Nel 2012 Leon Panetta, Segretario alla Difesa, ha implementato in via definitiva questo processo di normalizzazione delle targeted killings. La guerra globale al terrore ha raggiunto una nuova fase, più consona alla volontà dell’amministrazione di disimpiegarsi dal Medio Oriente senza perdere le potenzialità di proseguire con la «caccia ai terroristi», attraverso l’impiego di una nuova tipologia di arma: gli UAV (Unmanned Aereal Vehicle) hanno ufficialmente avviato la «dronificazione della sicurezza nazionale americana».

Ed è proprio a partire da questo assunto di base che Grégoire Chamayou, ricercatore di filosofia presso il CNRS di Lione, affronta un tema molto caldo e foriero di numerose critiche nei confronti dell’amministrazione Obama. L’utilizzo sempre più indiscriminato dei droni, l’apparente legittimità e rispetto del diritto internazionale, la rivoluzione che gli UAV hanno comportato negli affari militari guidano l’Autore ad un assalto frontale a coloro che sostengono questa nuova forma di violenza statale, cercando di mostrarne le aporie originarie e le contraddizioni giuridico-filosofiche che emergono in un’analisi illuminante e controcorrente rispetto alle opinioni mainstream.

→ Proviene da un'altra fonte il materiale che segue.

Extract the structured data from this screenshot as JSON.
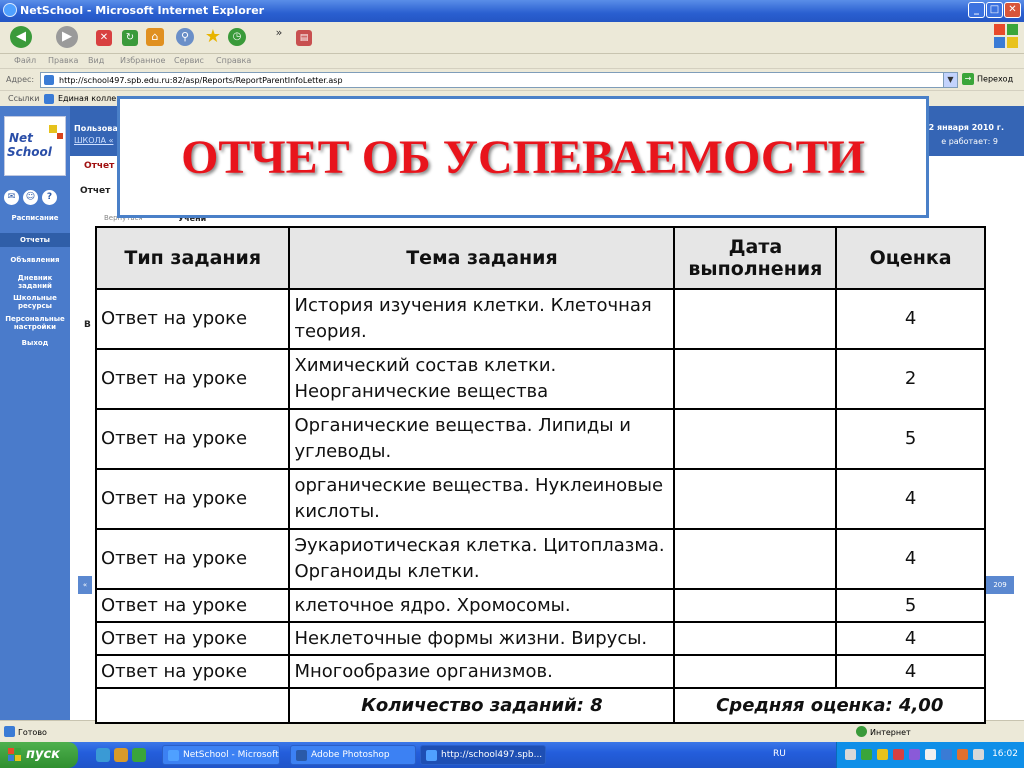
{
  "window": {
    "title": "NetSchool - Microsoft Internet Explorer",
    "min": "_",
    "max": "□",
    "close": "✕"
  },
  "menu": {
    "file": "Файл",
    "edit": "Правка",
    "view": "Вид",
    "favorites": "Избранное",
    "tools": "Сервис",
    "help": "Справка"
  },
  "address": {
    "label": "Адрес:",
    "url": "http://school497.spb.edu.ru:82/asp/Reports/ReportParentInfoLetter.asp",
    "go": "Переход"
  },
  "links": {
    "label": "Ссылки",
    "item": "Единая колле"
  },
  "header": {
    "user_prefix": "Пользова",
    "school_link": "ШКОЛА «",
    "date": "22 января 2010 г.",
    "online": "е работает: 9"
  },
  "sidebar": {
    "logo_net": "Net",
    "logo_school": "School",
    "items": [
      "Расписание",
      "Отчеты",
      "Объявления",
      "Дневник заданий",
      "Школьные ресурсы",
      "Персональные настройки",
      "Выход"
    ]
  },
  "page": {
    "tab_label": "Отчет",
    "sub_label": "Отчет",
    "back_link": "Вернуться",
    "student_label": "Учени",
    "side_letter": "В",
    "left_arrow": "«",
    "right_arrow": "209"
  },
  "overlay": {
    "title": "ОТЧЕТ ОБ УСПЕВАЕМОСТИ"
  },
  "table": {
    "headers": [
      "Тип задания",
      "Тема задания",
      "Дата выполнения",
      "Оценка"
    ],
    "rows": [
      {
        "type": "Ответ на уроке",
        "topic": "История изучения клетки. Клеточная теория.",
        "date": "",
        "grade": "4"
      },
      {
        "type": "Ответ на уроке",
        "topic": "Химический состав клетки. Неорганические вещества",
        "date": "",
        "grade": "2"
      },
      {
        "type": "Ответ на уроке",
        "topic": "Органические вещества. Липиды и углеводы.",
        "date": "",
        "grade": "5"
      },
      {
        "type": "Ответ на уроке",
        "topic": "органические вещества. Нуклеиновые кислоты.",
        "date": "",
        "grade": "4"
      },
      {
        "type": "Ответ на уроке",
        "topic": "Эукариотическая клетка. Цитоплазма. Органоиды клетки.",
        "date": "",
        "grade": "4"
      },
      {
        "type": "Ответ на уроке",
        "topic": "клеточное ядро. Хромосомы.",
        "date": "",
        "grade": "5"
      },
      {
        "type": "Ответ на уроке",
        "topic": "Неклеточные формы жизни. Вирусы.",
        "date": "",
        "grade": "4"
      },
      {
        "type": "Ответ на уроке",
        "topic": "Многообразие организмов.",
        "date": "",
        "grade": "4"
      }
    ],
    "footer_count": "Количество заданий: 8",
    "footer_avg": "Средняя оценка: 4,00"
  },
  "status": {
    "left": "Готово",
    "zone": "Интернет"
  },
  "taskbar": {
    "start": "пуск",
    "tasks": [
      "NetSchool - Microsoft...",
      "Adobe Photoshop",
      "http://school497.spb..."
    ],
    "lang": "RU",
    "clock": "16:02"
  }
}
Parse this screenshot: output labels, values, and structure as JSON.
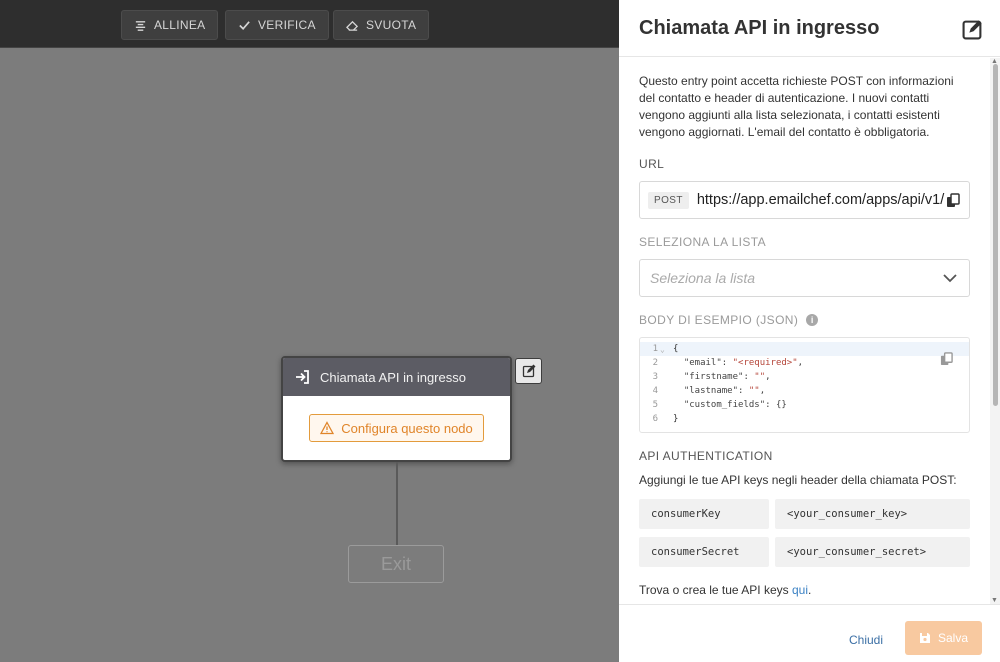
{
  "toolbar": {
    "align_label": "ALLINEA",
    "verify_label": "VERIFICA",
    "clear_label": "SVUOTA"
  },
  "node": {
    "title": "Chiamata API in ingresso",
    "configure_label": "Configura questo nodo"
  },
  "exit_node": {
    "label": "Exit"
  },
  "panel": {
    "title": "Chiamata API in ingresso",
    "description": "Questo entry point accetta richieste POST con informazioni del contatto e header di autenticazione. I nuovi contatti vengono aggiunti alla lista selezionata, i contatti esistenti vengono aggiornati. L'email del contatto è obbligatoria.",
    "url_label": "URL",
    "url_method": "POST",
    "url_value": "https://app.emailchef.com/apps/api/v1/",
    "list_label": "SELEZIONA LA LISTA",
    "list_placeholder": "Seleziona la lista",
    "body_label": "BODY DI ESEMPIO (JSON)",
    "body_info": "i",
    "code_lines": [
      {
        "n": "1",
        "text": "{"
      },
      {
        "n": "2",
        "key": "  \"email\": ",
        "val": "\"<required>\"",
        "end": ","
      },
      {
        "n": "3",
        "key": "  \"firstname\": ",
        "val": "\"\"",
        "end": ","
      },
      {
        "n": "4",
        "key": "  \"lastname\": ",
        "val": "\"\"",
        "end": ","
      },
      {
        "n": "5",
        "key": "  \"custom_fields\": ",
        "val": "{}",
        "end": ""
      },
      {
        "n": "6",
        "text": "}"
      }
    ],
    "auth_label": "API AUTHENTICATION",
    "auth_desc": "Aggiungi le tue API keys negli header della chiamata POST:",
    "headers": [
      {
        "key": "consumerKey",
        "value": "<your_consumer_key>"
      },
      {
        "key": "consumerSecret",
        "value": "<your_consumer_secret>"
      }
    ],
    "find_keys_text": "Trova o crea le tue API keys ",
    "find_keys_link": "qui",
    "find_keys_end": "."
  },
  "footer": {
    "close_label": "Chiudi",
    "save_label": "Salva"
  },
  "colors": {
    "accent_orange": "#e0852a",
    "save_button": "#f8c9a0",
    "link_blue": "#3c82c4"
  }
}
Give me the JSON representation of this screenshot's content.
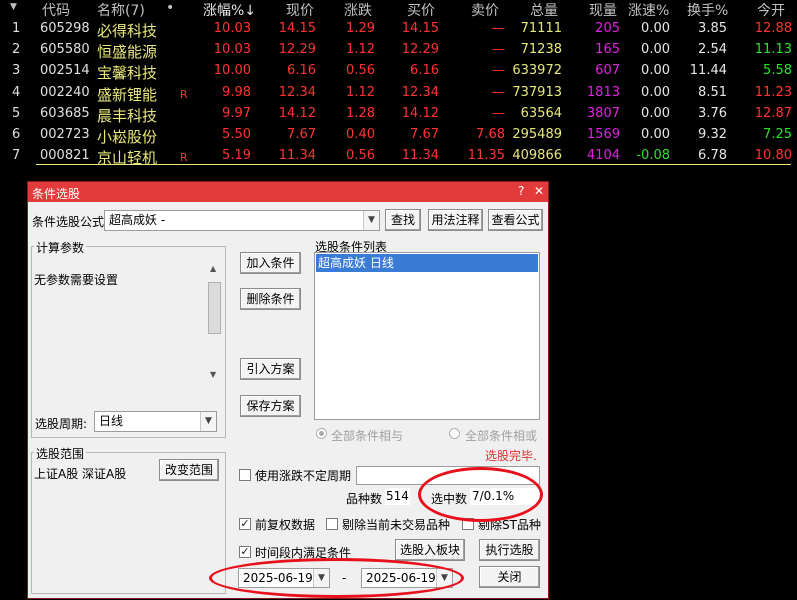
{
  "quote_table": {
    "columns": [
      "代码",
      "名称(7)",
      "•",
      "涨幅%↓",
      "现价",
      "涨跌",
      "买价",
      "卖价",
      "总量",
      "现量",
      "涨速%",
      "换手%",
      "今开"
    ],
    "rows": [
      {
        "idx": "1",
        "code": "605298",
        "name": "必得科技",
        "flag": "",
        "change_pct": "10.03",
        "price": "14.15",
        "change": "1.29",
        "bid": "14.15",
        "ask": "—",
        "volume": "71111",
        "cur_vol": "205",
        "speed": "0.00",
        "turnover": "3.85",
        "open": "12.88"
      },
      {
        "idx": "2",
        "code": "605580",
        "name": "恒盛能源",
        "flag": "",
        "change_pct": "10.03",
        "price": "12.29",
        "change": "1.12",
        "bid": "12.29",
        "ask": "—",
        "volume": "71238",
        "cur_vol": "165",
        "speed": "0.00",
        "turnover": "2.54",
        "open": "11.13"
      },
      {
        "idx": "3",
        "code": "002514",
        "name": "宝馨科技",
        "flag": "",
        "change_pct": "10.00",
        "price": "6.16",
        "change": "0.56",
        "bid": "6.16",
        "ask": "—",
        "volume": "633972",
        "cur_vol": "607",
        "speed": "0.00",
        "turnover": "11.44",
        "open": "5.58"
      },
      {
        "idx": "4",
        "code": "002240",
        "name": "盛新锂能",
        "flag": "R",
        "change_pct": "9.98",
        "price": "12.34",
        "change": "1.12",
        "bid": "12.34",
        "ask": "—",
        "volume": "737913",
        "cur_vol": "1813",
        "speed": "0.00",
        "turnover": "8.51",
        "open": "11.23"
      },
      {
        "idx": "5",
        "code": "603685",
        "name": "晨丰科技",
        "flag": "",
        "change_pct": "9.97",
        "price": "14.12",
        "change": "1.28",
        "bid": "14.12",
        "ask": "—",
        "volume": "63564",
        "cur_vol": "3807",
        "speed": "0.00",
        "turnover": "3.76",
        "open": "12.87"
      },
      {
        "idx": "6",
        "code": "002723",
        "name": "小崧股份",
        "flag": "",
        "change_pct": "5.50",
        "price": "7.67",
        "change": "0.40",
        "bid": "7.67",
        "ask": "7.68",
        "volume": "295489",
        "cur_vol": "1569",
        "speed": "0.00",
        "turnover": "9.32",
        "open": "7.25"
      },
      {
        "idx": "7",
        "code": "000821",
        "name": "京山轻机",
        "flag": "R",
        "change_pct": "5.19",
        "price": "11.34",
        "change": "0.56",
        "bid": "11.34",
        "ask": "11.35",
        "volume": "409866",
        "cur_vol": "4104",
        "speed": "-0.08",
        "turnover": "6.78",
        "open": "10.80"
      }
    ]
  },
  "dialog": {
    "title": "条件选股",
    "help_glyph": "?",
    "close_glyph": "✕",
    "formula_label": "条件选股公式",
    "formula_value": "超高成妖  -",
    "find_button": "查找",
    "usage_button": "用法注释",
    "view_formula_button": "查看公式",
    "params_group": "计算参数",
    "params_text": "无参数需要设置",
    "add_condition": "加入条件",
    "delete_condition": "删除条件",
    "import_plan": "引入方案",
    "save_plan": "保存方案",
    "condition_list_label": "选股条件列表",
    "condition_items": [
      "超高成妖  日线"
    ],
    "period_label": "选股周期:",
    "period_value": "日线",
    "radio_and": "全部条件相与",
    "radio_or": "全部条件相或",
    "status_text": "选股完毕.",
    "range_group": "选股范围",
    "range_text": "上证A股 深证A股",
    "change_range": "改变范围",
    "use_uncertain_period": "使用涨跌不定周期",
    "count_label": "品种数",
    "count_value": "514",
    "selected_label": "选中数",
    "selected_value": "7/0.1%",
    "pre_adjust": "前复权数据",
    "exclude_untraded": "剔除当前未交易品种",
    "exclude_st": "剔除ST品种",
    "time_range_check": "时间段内满足条件",
    "to_block_button": "选股入板块",
    "execute_button": "执行选股",
    "date_start": "2025-06-19",
    "date_sep": "-",
    "date_end": "2025-06-19",
    "close_button": "关闭"
  },
  "colors": {
    "highlight_oval": "#e8101c",
    "title_bar": "#e33b3b",
    "selection": "#3a7bd5"
  }
}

Ragionare sull’impiego del drone significa riflettere sulle connessioni intercorrenti tra politica, sovranità e warfare e che finiscono per alterare significativamente le condizioni del potere di guerra e del rapporto tra lo Stato e i suoi cittadini. Che cosa significa essere soggetti al «Predator Empire»? Siamo forse di fronte ad una nuova forma di regime costruito sull’arbitrio di un potere biopolitico? Sono solo alcune delle domande a cui l’Autore cercherà di dare una risposta in Teoria del Drone.

 

La Drone warfare e le implicazioni psico-etiche nel combattente

Qual è la genealogia del drone? L’utopia della «guerra telechirica» ha da sempre entusiasmato con il suo fascino il mondo militare, soprattutto per il potenziale risparmio di soldati le cui vite hanno costituito e costituiscono, soprattutto negli USA, un peso politico non indifferente – il cosiddetto body bag factor. Nel 2009 dalla Joint Special Operator University venne partorito il «rapporto Crawford», il quale sancì la priorità della «caccia all’uomo» nei fondamenti della strategia di politica estera statunitense. Il M-Q1 Predator, dotato a partire dal febbraio del 2001 di un missile anticarro “Hellfire” AGM-114 C, diviene ufficialmente lo strumento prediletto per condurre questa nuova politica militarizzata di prevenzione delle minacce terroristiche. Il drone ha implicato una vera e propria riconfigurazione della dottrina militare statunitense. Erroneamente accolto come un’evoluzione dell’air power a stelle e strisce, le sue implicazioni geopolitiche e securitarie seguono sinteticamente sei principi: il drone applica, in funzione statale, una «veglia geo-spaziale costante»; è una forma di «totalizzazione» della sorveglianza nel tempo e nello spazio; archivia e cataloga secondo uno schema preciso «patterns of life» al fine di tracciare profili potenzialmente pericolosi; è una tecnologia in grado di intercettare dati e altre forme di comunicazione; realizza una schematizzazione dei comportamenti utile alle strategie moderne di controinsurrezione; è a tutti gli effetti una forma di controllo per individuare le anomalie e neutralizzarle rispetto alla loro congruenza in qualità di minacce alla sicurezza. La sorveglianza dronizzata è dunque un ibrido tra le operazioni di polizia e la meticolosità della statistica applicata alle scienze sociali: in sostanza, una forma di «militarizzazione del controllo sociale». Come anticipato, le killing lists e l’analisi delle forme di vita sono due elementi essenziali nella drone warfare, con l’obiettivo di attuare una «fusione dell’analisi geo-spaziale con quella della rete sociale» per monitorare le attività umane e così stabilirne le identità (p.43).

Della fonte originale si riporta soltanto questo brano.